BOGOTÁ.— A menos de dos semanas de su posesión, el presidente electo Abelardo de la Espriella anunció una profunda reestructuración del servicio exterior colombiano, que incluye el cierre de 14 embajadas en distintos países del mundo. El anuncio, hecho públicamente en sus redes sociales, marca un giro drástico en la política exterior del país y anticipa tensiones diplomáticas con gobiernos históricamente vinculados a Colombia.
Un rediseño del Estado y de la política exterior
De la Espriella justificó la medida como parte de un plan de austeridad fiscal, reducción de burocracia y reorientación del aparato estatal hacia la atracción de inversión privada y la apertura de nuevos mercados.
Entre las sedes diplomáticas que serán clausuradas se encuentran las embajadas en Cuba, Nicaragua, Argelia y Haití, países con los que Colombia ha mantenido relaciones estratégicas en distintos momentos.
Ruptura con Cuba y Nicaragua
El presidente electo afirmó que con Cuba y Nicaragua no habrá ningún tipo de relación bilateral, calificando a ambos gobiernos como “tiranías”. Con los demás países afectados, Colombia mantendrá vínculos mediante representación concurrente desde embajadas ubicadas en naciones cercanas.
Impacto en procesos de paz y mediación regional
Expertos en seguridad nacional advierten que el retiro de delegaciones en países como Cuba y Nicaragua supone un quiebre con el modelo de mediación que históricamente facilitó diálogos con grupos armados como las FARC y el ELN. Cuba, en particular, ha sido clave en negociaciones de paz exitosas y fallidas.
Según el analista Néstor Rosanía, la nueva postura implica una alianza irrestricta con Estados Unidos y el fin de la cooperación con el llamado “sur global”, priorizando la lucha contra el narcotráfico.
Críticas del gobierno saliente
Desde la administración de Gustavo Petro cuestionaron el cierre de embajadas, especialmente en África, calificándolo como un retroceso diplomático y una traición al espíritu de equilibrio de la Constitución de 1991.
Cambios simbólicos: Nariño será museo
De la Espriella también anunció que no gobernará desde el Palacio de Nariño, que será convertido en museo.
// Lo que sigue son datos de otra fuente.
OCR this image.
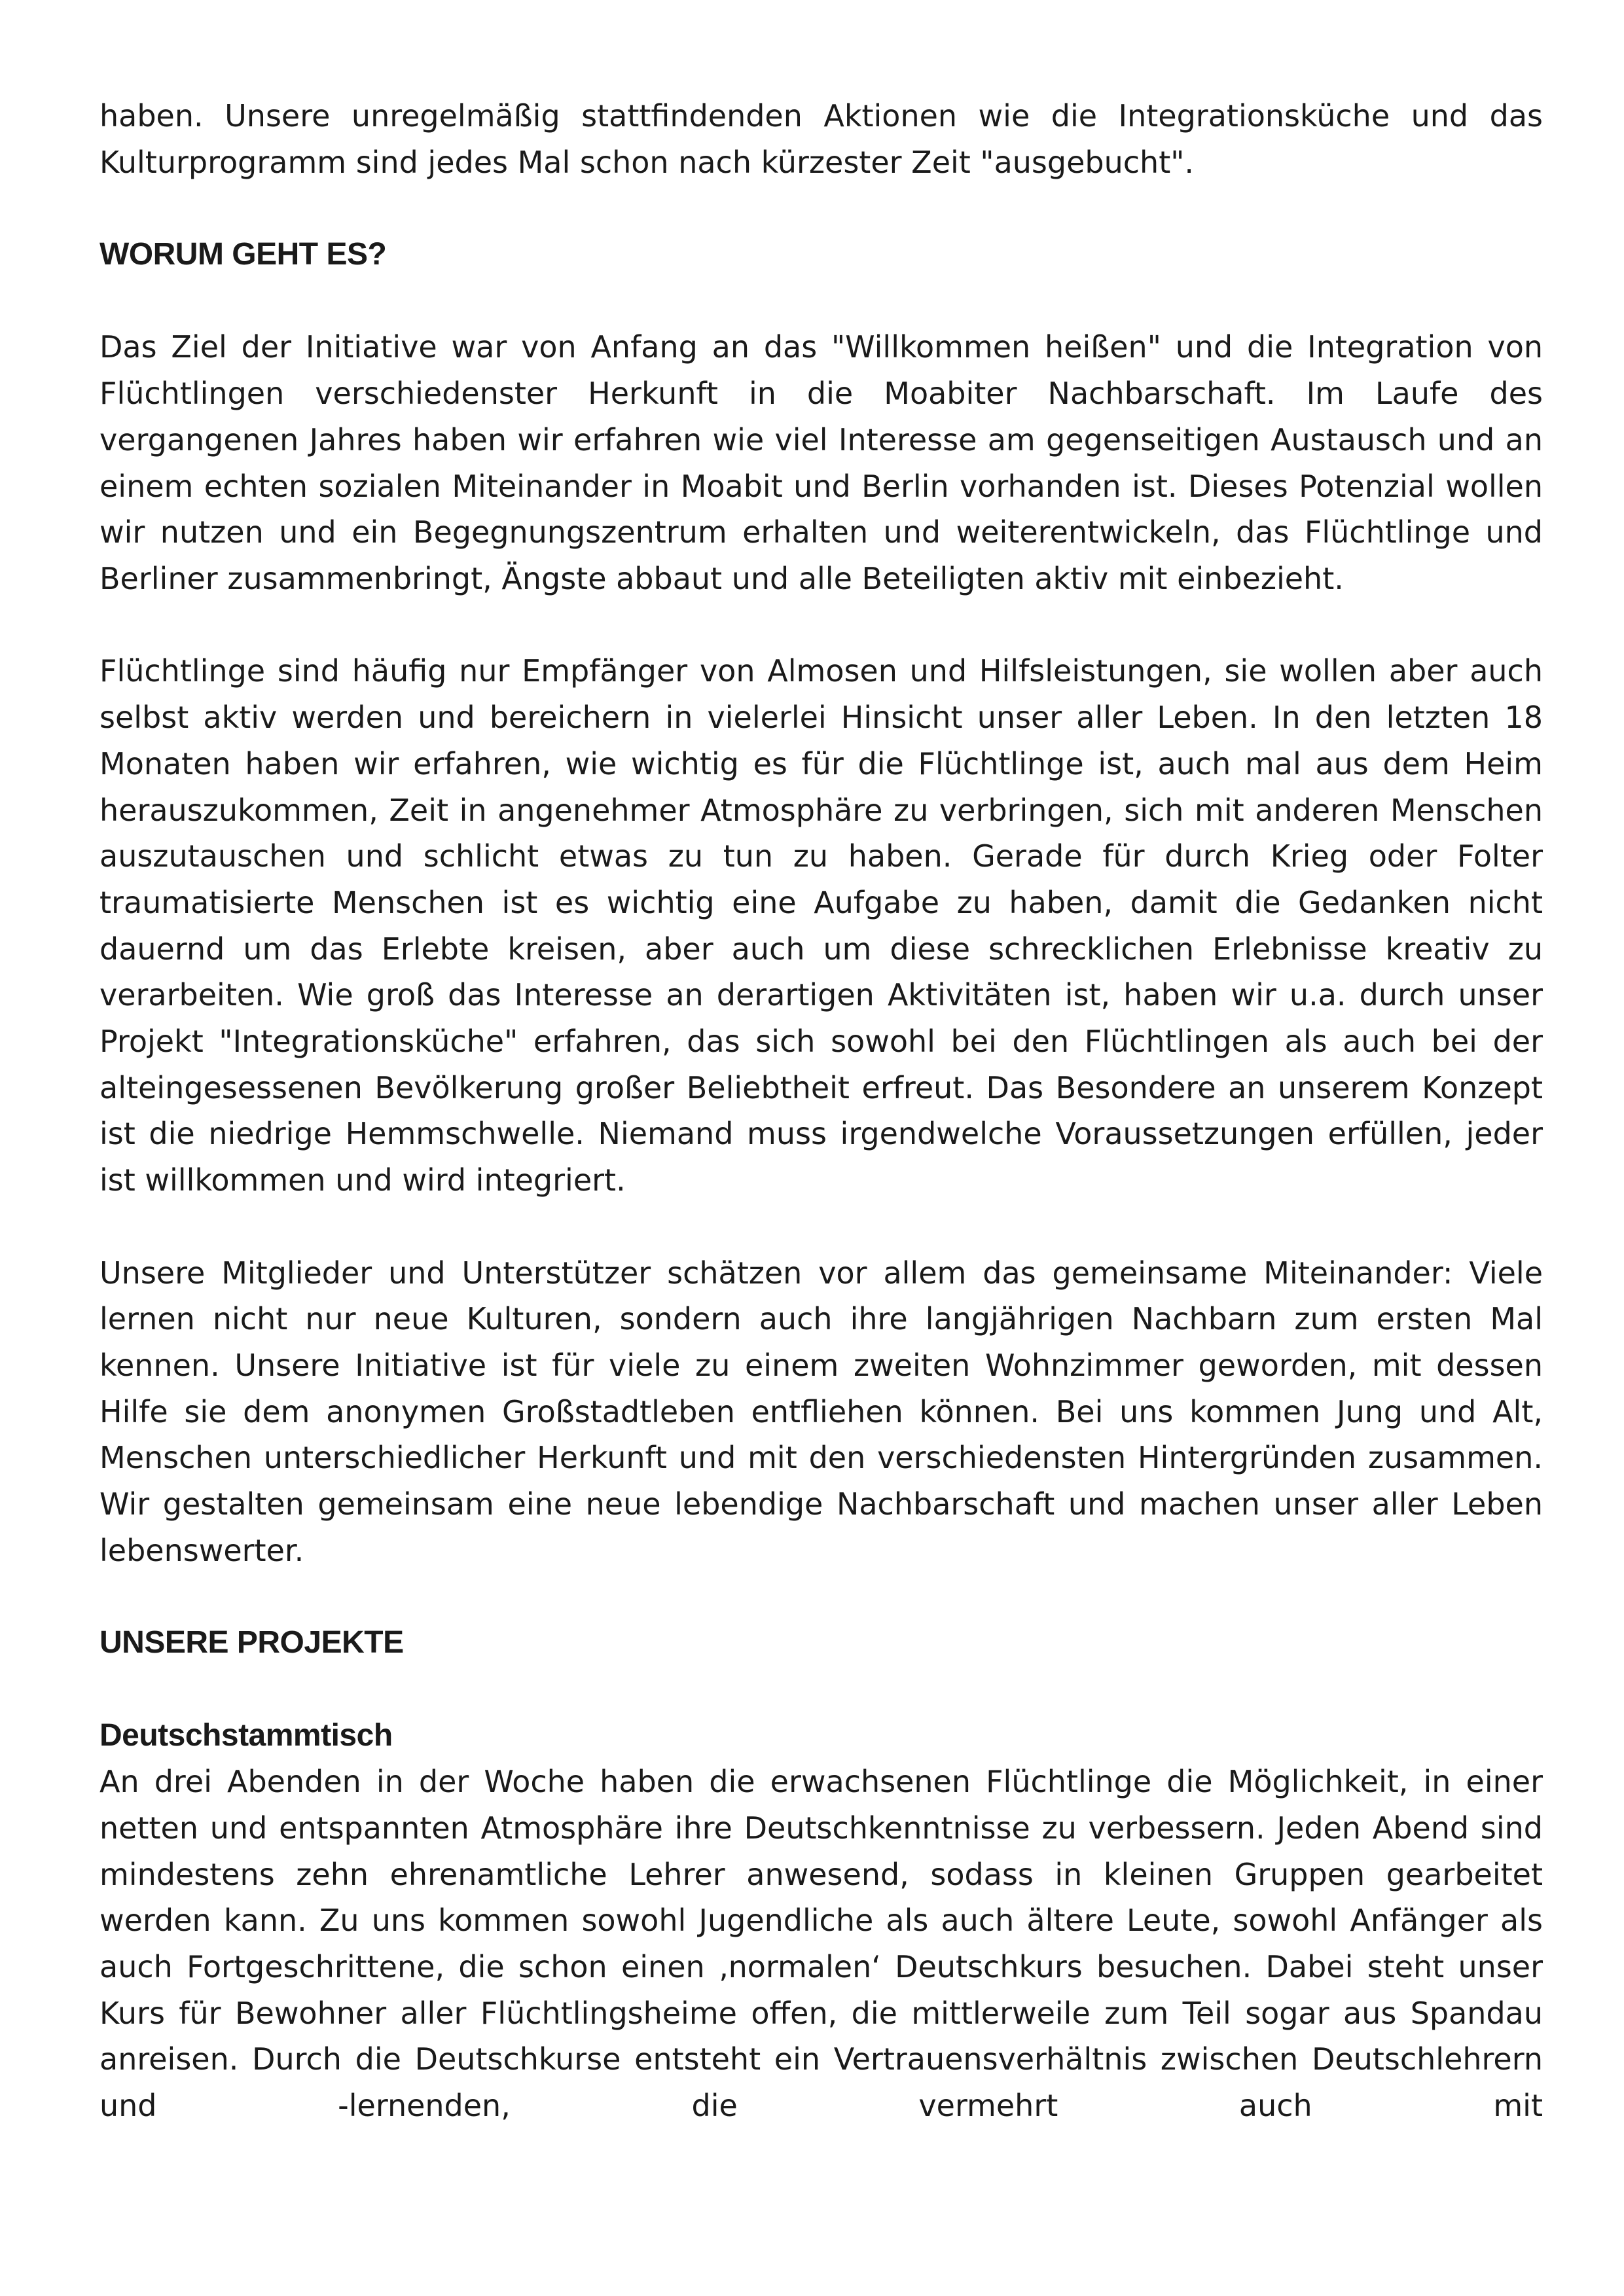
haben. Unsere unregelmäßig stattfindenden Aktionen wie die Integrationsküche und das Kulturprogramm sind jedes Mal schon nach kürzester Zeit "ausgebucht".

WORUM GEHT ES?

Das Ziel der Initiative war von Anfang an das "Willkommen heißen" und die Integration von Flüchtlingen verschiedenster Herkunft in die Moabiter Nachbarschaft. Im Laufe des vergangenen Jahres haben wir erfahren wie viel Interesse am gegenseitigen Austausch und an einem echten sozialen Miteinander in Moabit und Berlin vorhanden ist. Dieses Potenzial wollen wir nutzen und ein Begegnungszentrum erhalten und weiterentwickeln, das Flüchtlinge und Berliner zusammenbringt, Ängste abbaut und alle Beteiligten aktiv mit einbezieht.

Flüchtlinge sind häufig nur Empfänger von Almosen und Hilfsleistungen, sie wollen aber auch selbst aktiv werden und bereichern in vielerlei Hinsicht unser aller Leben. In den letzten 18 Monaten haben wir erfahren, wie wichtig es für die Flüchtlinge ist, auch mal aus dem Heim herauszukommen, Zeit in angenehmer Atmosphäre zu verbringen, sich mit anderen Menschen auszutauschen und schlicht etwas zu tun zu haben. Gerade für durch Krieg oder Folter traumatisierte Menschen ist es wichtig eine Aufgabe zu haben, damit die Gedanken nicht dauernd um das Erlebte kreisen, aber auch um diese schrecklichen Erlebnisse kreativ zu verarbeiten. Wie groß das Interesse an derartigen Aktivitäten ist, haben wir u.a. durch unser Projekt "Integrationsküche" erfahren, das sich sowohl bei den Flüchtlingen als auch bei der alteingesessenen Bevölkerung großer Beliebtheit erfreut. Das Besondere an unserem Konzept ist die niedrige Hemmschwelle. Niemand muss irgendwelche Voraussetzungen erfüllen, jeder ist willkommen und wird integriert.

Unsere Mitglieder und Unterstützer schätzen vor allem das gemeinsame Miteinander: Viele lernen nicht nur neue Kulturen, sondern auch ihre langjährigen Nachbarn zum ersten Mal kennen. Unsere Initiative ist für viele zu einem zweiten Wohnzimmer geworden, mit dessen Hilfe sie dem anonymen Großstadtleben entfliehen können. Bei uns kommen Jung und Alt, Menschen unterschiedlicher Herkunft und mit den verschiedensten Hintergründen zusammen. Wir gestalten gemeinsam eine neue lebendige Nachbarschaft und machen unser aller Leben lebenswerter.

UNSERE PROJEKTE
Deutschstammtisch

An drei Abenden in der Woche haben die erwachsenen Flüchtlinge die Möglichkeit, in einer netten und entspannten Atmosphäre ihre Deutschkenntnisse zu verbessern. Jeden Abend sind mindestens zehn ehrenamtliche Lehrer anwesend, sodass in kleinen Gruppen gearbeitet werden kann. Zu uns kommen sowohl Jugendliche als auch ältere Leute, sowohl Anfänger als auch Fortgeschrittene, die schon einen ‚normalen‘ Deutschkurs besuchen. Dabei steht unser Kurs für Bewohner aller Flüchtlingsheime offen, die mittlerweile zum Teil sogar aus Spandau anreisen. Durch die Deutschkurse entsteht ein Vertrauensverhältnis zwischen Deutschlehrern und -lernenden, die vermehrt auch mit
La sede del Ejecutivo pasará al Palacio de San Carlos, actual sede de la Cancillería.
Posesión en Cali, no en Popayán
Aunque inicialmente había propuesto juramentarse en una guarnición militar en Popayán, la falta de apoyo político y la oposición del presidente Petro obligaron a cambiar los planes. La ceremonia se realizará en Cali, por razones de seguridad y clima.
El Congreso deberá aprobar el cambio de sede.
Un inicio de gobierno marcado por rupturas y redefiniciones
Las decisiones anunciadas por De la Espriella anticipan un reordenamiento profundo del Estado, una política exterior alineada con Washington y un estilo de gobierno que busca romper con tradiciones históricas de la diplomacia colombiana.